I have a few questions but I didn't wat to start another thread.

Is the outer colored wrapper insulation? If it's nicked can the battery be used safely?

If two cells are soldered in parallel can they be charged by putting one in the charger and having one sticking up in the air? I'm using the Ultrafire W139.
 
...when testing OCV...heres a reasonably accurate capacity to voltage converter [voltage under 550ma load]...
Great post. Really useful. (I have some unprotected 18650s myself, includiing 2 from my mobile phone before last.)
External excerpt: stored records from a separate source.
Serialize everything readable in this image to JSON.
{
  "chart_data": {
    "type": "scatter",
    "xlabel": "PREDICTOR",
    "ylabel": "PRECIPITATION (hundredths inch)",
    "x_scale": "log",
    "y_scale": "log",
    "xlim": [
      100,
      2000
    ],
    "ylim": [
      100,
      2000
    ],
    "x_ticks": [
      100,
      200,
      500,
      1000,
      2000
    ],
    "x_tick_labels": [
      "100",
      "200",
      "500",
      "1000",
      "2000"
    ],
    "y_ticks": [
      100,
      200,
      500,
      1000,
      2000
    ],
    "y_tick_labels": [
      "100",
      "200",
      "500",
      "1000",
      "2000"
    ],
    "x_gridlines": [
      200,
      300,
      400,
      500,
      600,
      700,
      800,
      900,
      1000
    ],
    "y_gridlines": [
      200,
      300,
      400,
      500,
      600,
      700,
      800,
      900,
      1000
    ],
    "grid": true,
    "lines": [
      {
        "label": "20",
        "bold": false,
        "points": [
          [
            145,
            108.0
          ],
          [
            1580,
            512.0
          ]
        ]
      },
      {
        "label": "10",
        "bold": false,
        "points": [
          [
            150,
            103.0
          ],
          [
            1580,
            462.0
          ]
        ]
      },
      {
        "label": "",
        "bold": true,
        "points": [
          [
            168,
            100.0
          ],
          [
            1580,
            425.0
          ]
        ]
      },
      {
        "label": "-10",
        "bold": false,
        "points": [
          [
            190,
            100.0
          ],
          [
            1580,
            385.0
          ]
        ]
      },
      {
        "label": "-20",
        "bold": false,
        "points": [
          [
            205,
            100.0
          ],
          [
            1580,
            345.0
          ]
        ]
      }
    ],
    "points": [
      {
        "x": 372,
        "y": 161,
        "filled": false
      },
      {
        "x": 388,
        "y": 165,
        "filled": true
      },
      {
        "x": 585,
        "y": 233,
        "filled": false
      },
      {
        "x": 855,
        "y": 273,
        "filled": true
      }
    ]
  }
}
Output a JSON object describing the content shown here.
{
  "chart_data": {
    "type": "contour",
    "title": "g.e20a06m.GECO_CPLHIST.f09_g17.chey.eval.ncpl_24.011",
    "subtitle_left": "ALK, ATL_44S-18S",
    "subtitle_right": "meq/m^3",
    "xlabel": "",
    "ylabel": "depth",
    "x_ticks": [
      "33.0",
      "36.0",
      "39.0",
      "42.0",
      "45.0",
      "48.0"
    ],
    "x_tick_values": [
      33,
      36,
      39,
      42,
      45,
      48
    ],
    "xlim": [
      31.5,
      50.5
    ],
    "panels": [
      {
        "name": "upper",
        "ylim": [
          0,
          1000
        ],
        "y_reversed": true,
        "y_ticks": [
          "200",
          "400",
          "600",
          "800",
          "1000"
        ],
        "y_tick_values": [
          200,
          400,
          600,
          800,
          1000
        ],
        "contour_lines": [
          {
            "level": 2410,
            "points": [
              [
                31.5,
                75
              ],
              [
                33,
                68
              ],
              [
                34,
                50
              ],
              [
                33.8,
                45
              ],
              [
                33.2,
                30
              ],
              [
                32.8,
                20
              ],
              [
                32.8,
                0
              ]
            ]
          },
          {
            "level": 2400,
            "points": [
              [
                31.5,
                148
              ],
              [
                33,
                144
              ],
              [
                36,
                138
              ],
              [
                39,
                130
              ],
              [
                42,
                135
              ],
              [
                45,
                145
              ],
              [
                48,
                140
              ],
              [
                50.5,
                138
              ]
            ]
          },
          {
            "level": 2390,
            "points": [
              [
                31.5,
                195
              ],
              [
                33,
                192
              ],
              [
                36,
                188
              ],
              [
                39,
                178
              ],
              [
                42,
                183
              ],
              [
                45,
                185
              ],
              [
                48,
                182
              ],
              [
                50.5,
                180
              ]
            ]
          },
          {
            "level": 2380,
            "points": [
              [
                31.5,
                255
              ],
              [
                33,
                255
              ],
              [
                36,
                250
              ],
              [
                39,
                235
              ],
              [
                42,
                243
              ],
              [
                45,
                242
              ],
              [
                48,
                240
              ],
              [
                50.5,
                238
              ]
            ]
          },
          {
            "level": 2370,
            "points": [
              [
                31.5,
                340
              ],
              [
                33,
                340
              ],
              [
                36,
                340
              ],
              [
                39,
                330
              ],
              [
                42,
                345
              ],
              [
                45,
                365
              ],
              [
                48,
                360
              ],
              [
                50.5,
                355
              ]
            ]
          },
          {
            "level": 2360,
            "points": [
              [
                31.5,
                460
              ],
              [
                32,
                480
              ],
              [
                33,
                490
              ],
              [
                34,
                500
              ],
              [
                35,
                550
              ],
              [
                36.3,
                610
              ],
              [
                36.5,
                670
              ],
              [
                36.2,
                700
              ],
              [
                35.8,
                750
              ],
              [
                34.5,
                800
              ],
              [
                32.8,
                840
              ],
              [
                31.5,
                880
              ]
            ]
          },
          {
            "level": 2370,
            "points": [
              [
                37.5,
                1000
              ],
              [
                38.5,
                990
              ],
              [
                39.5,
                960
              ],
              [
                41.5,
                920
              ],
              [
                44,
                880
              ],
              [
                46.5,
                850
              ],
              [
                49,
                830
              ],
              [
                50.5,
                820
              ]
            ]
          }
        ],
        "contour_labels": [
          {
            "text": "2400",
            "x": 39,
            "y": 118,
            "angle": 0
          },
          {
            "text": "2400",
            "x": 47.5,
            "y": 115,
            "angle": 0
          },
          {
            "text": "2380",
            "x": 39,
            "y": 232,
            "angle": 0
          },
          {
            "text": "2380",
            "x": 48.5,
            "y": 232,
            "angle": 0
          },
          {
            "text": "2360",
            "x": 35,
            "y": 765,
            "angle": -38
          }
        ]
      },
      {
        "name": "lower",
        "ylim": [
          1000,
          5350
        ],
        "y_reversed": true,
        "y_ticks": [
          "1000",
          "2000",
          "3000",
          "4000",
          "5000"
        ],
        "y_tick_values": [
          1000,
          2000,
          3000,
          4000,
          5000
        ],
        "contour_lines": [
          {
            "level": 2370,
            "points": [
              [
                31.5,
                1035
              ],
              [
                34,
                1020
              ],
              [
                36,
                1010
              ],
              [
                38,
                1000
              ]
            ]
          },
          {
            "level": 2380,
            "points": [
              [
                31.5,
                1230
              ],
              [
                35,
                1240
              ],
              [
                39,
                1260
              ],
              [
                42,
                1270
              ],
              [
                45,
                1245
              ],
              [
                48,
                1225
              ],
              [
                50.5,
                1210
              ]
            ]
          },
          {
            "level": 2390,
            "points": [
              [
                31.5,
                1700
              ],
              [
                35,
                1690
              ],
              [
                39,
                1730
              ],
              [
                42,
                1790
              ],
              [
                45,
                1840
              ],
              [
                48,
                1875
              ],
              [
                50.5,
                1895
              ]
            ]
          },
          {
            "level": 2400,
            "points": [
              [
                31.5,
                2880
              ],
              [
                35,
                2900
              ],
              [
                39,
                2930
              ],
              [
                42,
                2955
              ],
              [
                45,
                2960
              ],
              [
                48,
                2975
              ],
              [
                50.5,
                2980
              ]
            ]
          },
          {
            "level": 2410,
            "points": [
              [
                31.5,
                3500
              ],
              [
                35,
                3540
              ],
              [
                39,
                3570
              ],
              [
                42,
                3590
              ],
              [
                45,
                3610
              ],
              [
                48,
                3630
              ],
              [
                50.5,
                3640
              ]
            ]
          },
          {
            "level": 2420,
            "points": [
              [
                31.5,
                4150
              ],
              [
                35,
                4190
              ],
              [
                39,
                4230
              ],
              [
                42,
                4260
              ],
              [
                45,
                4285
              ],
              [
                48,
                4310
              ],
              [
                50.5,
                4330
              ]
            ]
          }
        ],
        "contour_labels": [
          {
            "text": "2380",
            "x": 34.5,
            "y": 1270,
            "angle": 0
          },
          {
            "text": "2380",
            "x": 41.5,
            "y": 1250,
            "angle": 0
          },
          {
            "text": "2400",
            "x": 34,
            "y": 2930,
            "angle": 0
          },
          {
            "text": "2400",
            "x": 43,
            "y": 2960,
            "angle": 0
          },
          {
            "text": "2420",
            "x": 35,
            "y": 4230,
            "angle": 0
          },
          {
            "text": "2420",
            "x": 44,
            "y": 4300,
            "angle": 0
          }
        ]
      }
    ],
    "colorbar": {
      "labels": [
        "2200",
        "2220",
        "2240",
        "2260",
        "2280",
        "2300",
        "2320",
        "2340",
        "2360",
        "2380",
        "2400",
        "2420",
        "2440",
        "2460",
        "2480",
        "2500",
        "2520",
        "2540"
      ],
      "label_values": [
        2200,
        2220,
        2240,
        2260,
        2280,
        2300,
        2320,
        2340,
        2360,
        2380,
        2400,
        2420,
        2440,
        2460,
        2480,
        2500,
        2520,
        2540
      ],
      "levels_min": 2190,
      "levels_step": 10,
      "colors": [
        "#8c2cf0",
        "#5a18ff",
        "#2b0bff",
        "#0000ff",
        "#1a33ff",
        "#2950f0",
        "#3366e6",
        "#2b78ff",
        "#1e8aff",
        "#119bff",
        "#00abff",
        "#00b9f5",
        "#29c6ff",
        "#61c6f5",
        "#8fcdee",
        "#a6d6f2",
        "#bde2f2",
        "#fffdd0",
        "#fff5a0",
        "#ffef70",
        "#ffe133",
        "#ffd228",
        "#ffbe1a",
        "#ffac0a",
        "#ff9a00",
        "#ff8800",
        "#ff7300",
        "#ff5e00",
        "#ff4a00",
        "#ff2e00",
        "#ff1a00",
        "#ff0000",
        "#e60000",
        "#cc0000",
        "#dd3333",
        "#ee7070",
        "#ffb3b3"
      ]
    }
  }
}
One question - are the above voltages under no load or 550mA load conditions? Your sentence is a little ambiguous.
 
Hello Logrus,

Welcome to CPF.

Yes, the outer wrapper insulates the can of the cell from your flashlight. If nicked, it should still be OK, but if you can see where it would short out, you can put some nail polish in the nick to insulate it.

If your cells are connected in parallel you should have no problems, but keep in mind that it will take longer to charge.

Tom
 
Great post. Really useful. (I have some unprotected 18650s myself, includiing 2 from my mobile phone before last.)

One question - are the above voltages under no load or 550mA load conditions? Your sentence is a little ambiguous.

I edited it, the measurements represent the voltage when under 550ma load, but thats rather confusing. after relocating my sources I found they had provided a chart for purely OCV with no load.